Karşı kıyıya doğru yürürken küçük ışıklar vücuduna girdi; 36 adım dümdüz yürüdükten sonra durdu.

“Bir B notu daha!” Akademinin büyüğü bağırdı.

Gençler, Gu Yue Chi Chen'e kıskanç bakışlar göndererek bir kargaşa başlattılar.

“Hahaha, 36 adım, 36 adım!” Gu Yue Chi Lian bağırdı ve gururla Gu Yue Mo Bei'ye baktı. Bu sefer ekşi bir yüze sahip olma sırası Gu Yue Mo Chen'deydi.

"Gu Yue Chi Chen, ha..." Kalabalığın ortasında Fang Yuan düşünceli bir şekilde çenesini okşadı. Anılarında klan, Uyanış Töreni sırasında hile yaptığı için Gu Yue Chi Chen'i ağır bir şekilde cezalandırmıştı. Gerçekte Chi Chen'in yalnızca C sınıfı bir yeteneği vardı, ancak büyükbabası Gu Yue Chi Lian ona sonuçların sahtesini yapmasına yardım ettiğinden B sınıfı bir yeteneğe sahip gibi görünüyordu.

Dürüst olmak gerekirse, eğer hile yapmak istiyorsa, Fang Yuan'ın bunu yapmanın sayısız yolu vardı, hatta bazı yollar Gu Yue Chi Chen'in yönteminden bile daha mükemmeldi. B sınıfı veya A sınıfı bir yetenek ortaya çıkarsa klanın büyük ilgisini göreceklerdi.

Ama öncelikle Fang Yuan daha yeni yeniden doğmuştu. Bu haliyle hile yöntemini hazırlamak zordu. İkincisi, hile yapmayı başarsa bile yetişim hızını taklit edemezdi. O zamana kadar açığa çıkacaktı. Ancak Gu Yue Chi Chen farklıydı; büyükbabası Gu Yue Chi Lian'dı - Klan içinde en fazla otoriteye sahip iki büyükten biri. Bu sayede Chi Lian torununu koruyabilirdi.

"Gu Yue Chi Lian, Gu Yue Mo Chen'e karşı her zaman düşmanca davrandı, bu iki yaşlı klanın en büyük iki nüfuzlu otoritesidir. Rakibini bastırmak için kendi torununun olağanüstü bir yeteneğe sahip olması gerekiyordu. Aynı zamanda arkadan yardım ettiği için Gu Yue Chi Chen gerçeği bir süreliğine gizleyebildi. Benim anılarımda o olay olmasaydı gerçekler asla ortaya çıkmayacaktı.”
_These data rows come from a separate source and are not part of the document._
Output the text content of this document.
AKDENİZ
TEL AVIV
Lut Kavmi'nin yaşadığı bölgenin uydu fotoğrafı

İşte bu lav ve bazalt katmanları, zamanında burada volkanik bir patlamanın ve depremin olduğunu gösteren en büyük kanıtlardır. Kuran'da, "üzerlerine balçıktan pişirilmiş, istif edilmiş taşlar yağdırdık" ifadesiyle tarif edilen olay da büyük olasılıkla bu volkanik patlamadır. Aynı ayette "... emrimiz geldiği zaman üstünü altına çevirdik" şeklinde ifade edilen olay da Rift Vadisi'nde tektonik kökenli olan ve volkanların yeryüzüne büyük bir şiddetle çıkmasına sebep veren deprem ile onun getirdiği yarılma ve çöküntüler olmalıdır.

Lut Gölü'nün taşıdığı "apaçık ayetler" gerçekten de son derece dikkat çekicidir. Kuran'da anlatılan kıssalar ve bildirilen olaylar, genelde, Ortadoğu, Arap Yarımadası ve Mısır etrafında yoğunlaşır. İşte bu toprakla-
Fang Yuan'ın gözleri ışıkla parlıyordu, zihni bu bilgiyi kendi avantajına kullanmanın yollarını düşünüyordu.

Eğer konuyu anında ifşa ederse klandan bir miktar ödül alacaktı ama sonra son derece güçlü Gu Yue Chi Lian'ı kızdıracaktı. Bu tavsiye edilen bir şey değildi.

Bu kadar kısa sürede onlara şantaj da yapamazdı. Düşük statüye sahip olması nedeniyle bu onun için geri tepecektir.

Düşünürken aniden akademi büyüğünün kendi adını seslendiğini duydu: "Gu Yue Fang Yuan!"